Didu menyarankan para calon untuk ambil hikmahnya saja. Tetap giat membantu masyarakat dengan bantuan-bantuannya, tanpa harus berpikir timbal baliknya untuk dipilih.
Di sisi lain penyelenggara Pemilu, KPU dan Bawaslu juga diharapkan tidak terlalu ketat seperti di saat kondisi normal, dalam menyikapi penyaluran bantuan dari Parpol atau calon Kepala Daerah di lapangan.

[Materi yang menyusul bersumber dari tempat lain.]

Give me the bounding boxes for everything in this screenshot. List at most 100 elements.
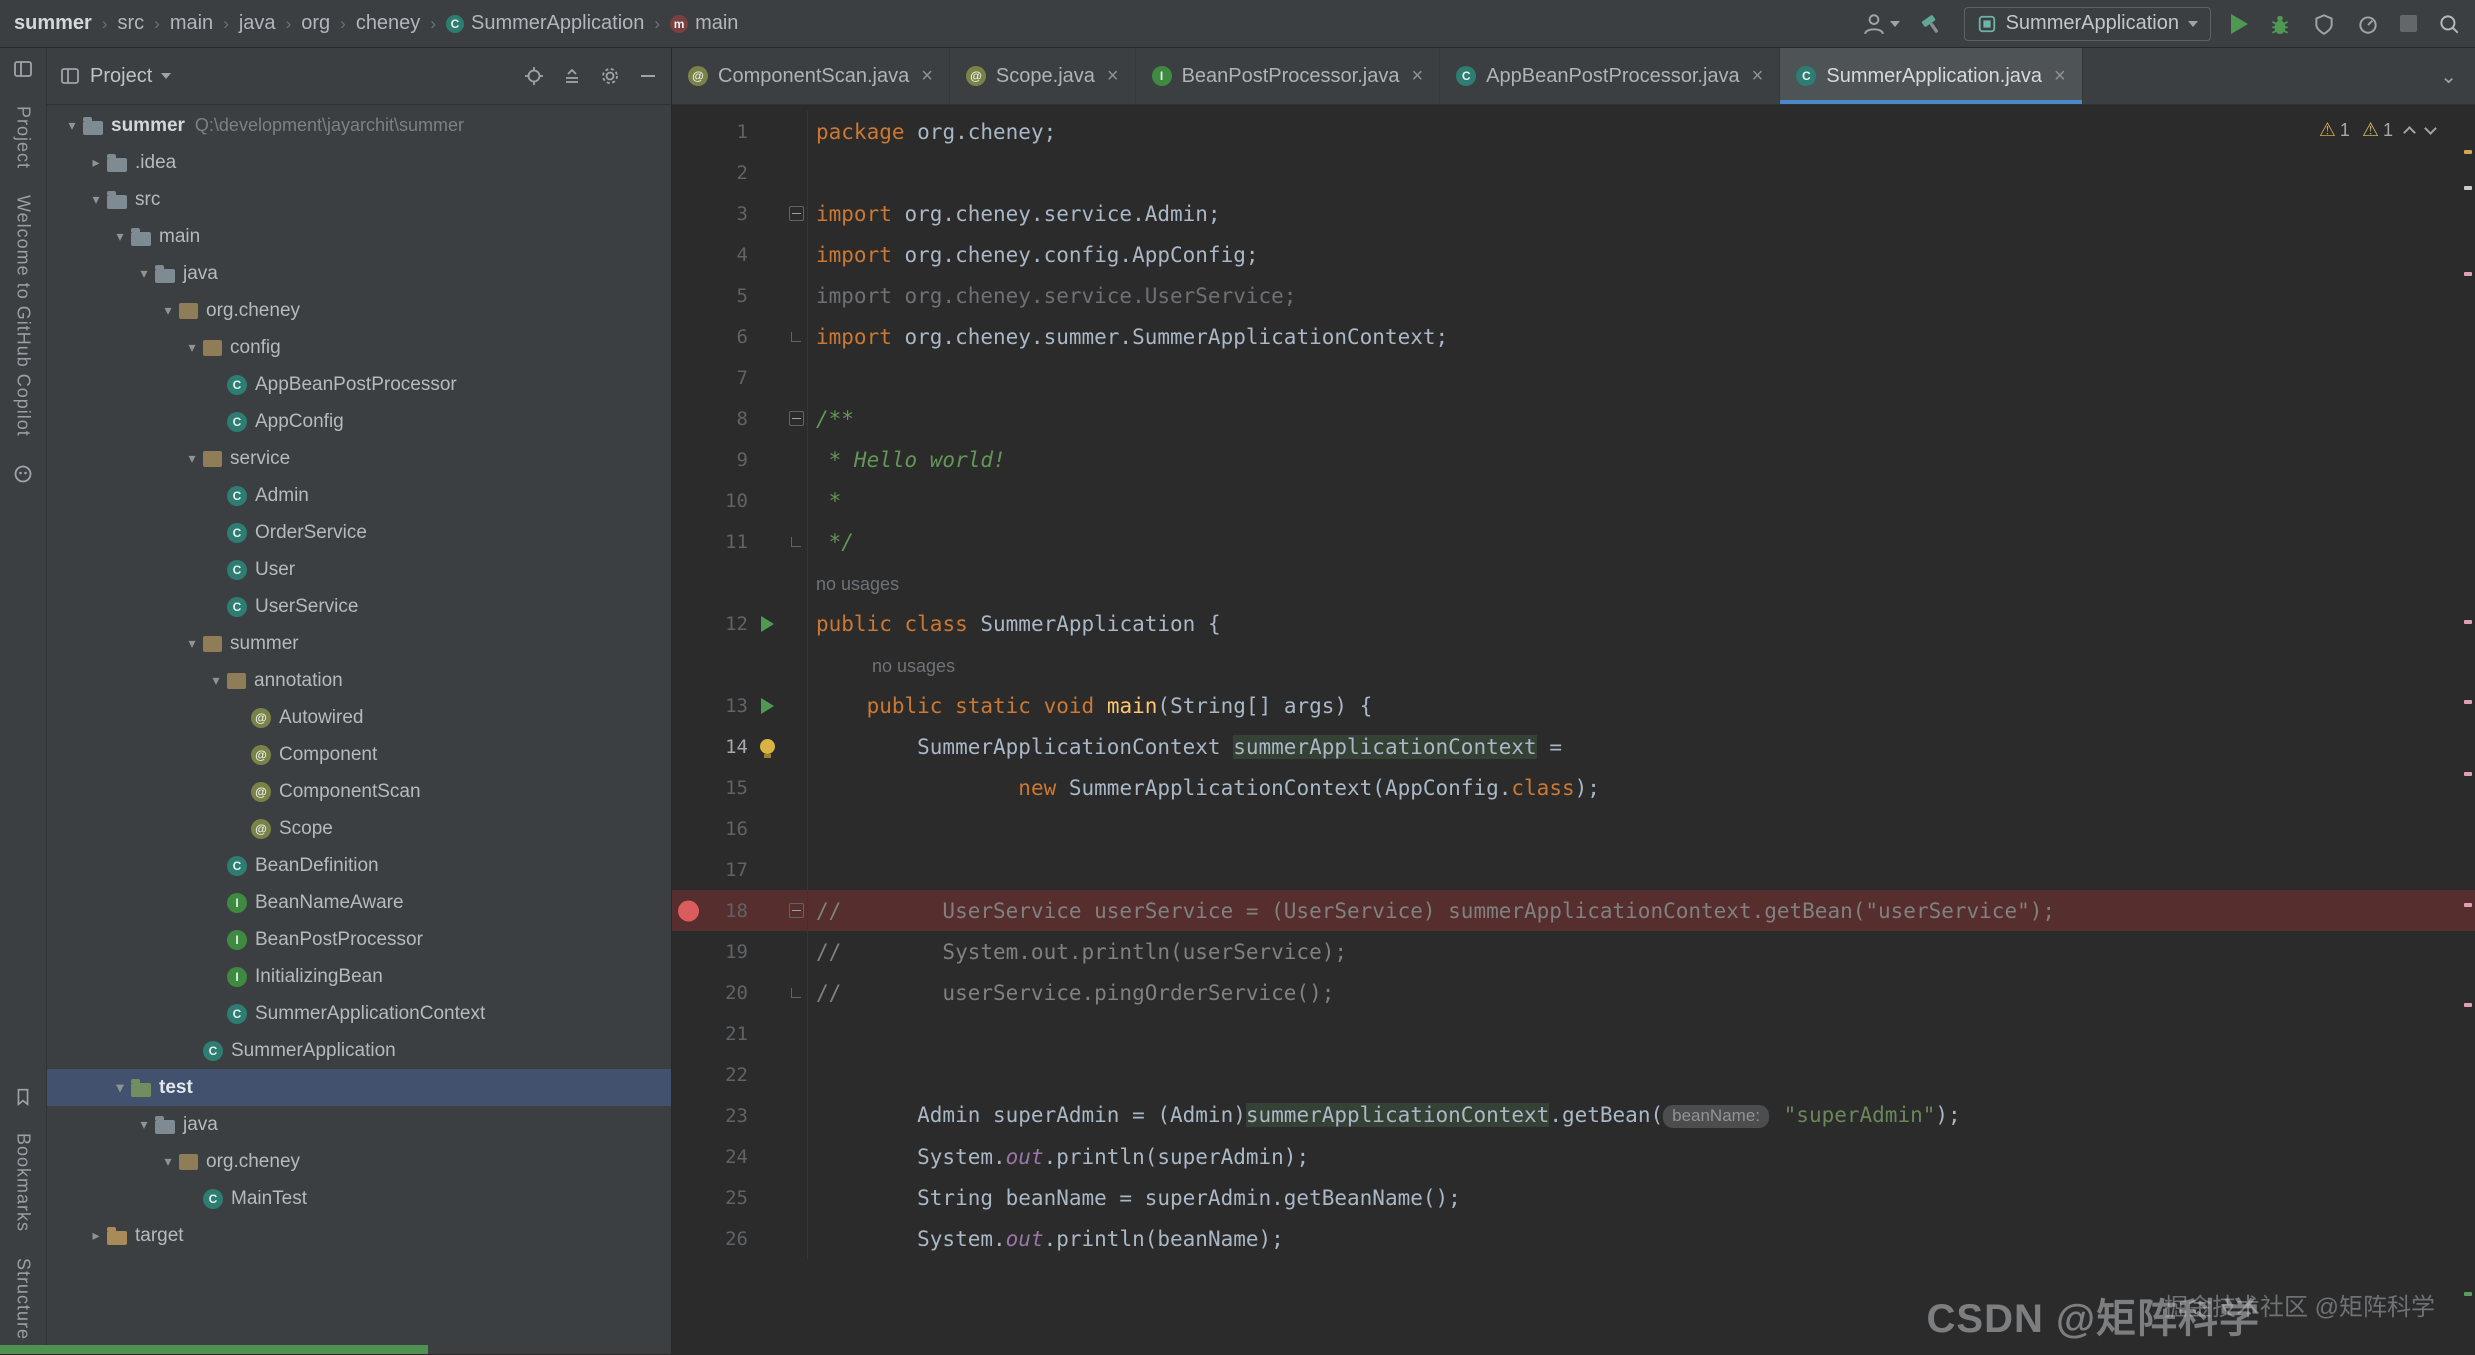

“Karena ini kan kondisinya beda. Masyarakat memang sangat butuh bantuan dan perhatian. Para calon juga nggak apalah membantu, jangan melulu dilihat sebagai bargain politik,” tukasnya.
Para Baron Pasti Memainkan Celah
Dalam skenario jika Pilkada ditunda hingga tahun depan atau dua tahun kemudian, Mi6 menduga akan menjadi peluang bagi para Baron Elit Politik mengambil celah.
“Yang jelas, akan berlaku care taker atau penjabat pengganti Kepala Daerah yang sudah habis masa jabatannya, sementara Pilkada masih ditunda,” kata Didu.
Gubernur dan Wakil Gubernur dinilai memiliki kans besar dalam menunjuk siapa penjabat pengganti Kepala Daerah. Konflik interes tak mungkin bisa dihindari, sebab, celah ini bisa dimanfaatkan dengan baik sebagai umpan lambung menyonsong Pilkada sebenarnya.
Didu mengatakan, manuver-manuver koalisi partai politik juga akan terjadi dalam meramaikan Pilkada nantinya.
“Apa yang nampak hari ini, masih sekedar entertain politik. Konfigurasi Politik masih bisa berubah, termasuk peta dukungan maupun strategi calon di masing-masing daerah,” ujarnya .
Didu menambahkan, pandemi corona juga menjadi panggung cat walk politik yang baik bagi para calon petarung di Pilkada mendatang. Masyarakat bisa menakar seperti apa kepedulian sosial para kontestan di masa pandemi ini.
Medan pandemi corona ini bisa menjadi tolok ukur sementara, tentang siapa pemimpin daerah sesungguhnya yang kelak akan terpetakan oleh masyarakat untuk Pilkada Provinsi NTB 2024 mendatang.
“Tanpa disadari, pandemi ini seperti tester bagi pemimpin-pemimpin kita, bagaimana mengambil keputusan tepat di tengah bencana. Dan masyarakat bisa menilainya karena sistem informasi dan komunikasi saat ini kan sangat transparan/terbuka,” tandasnya.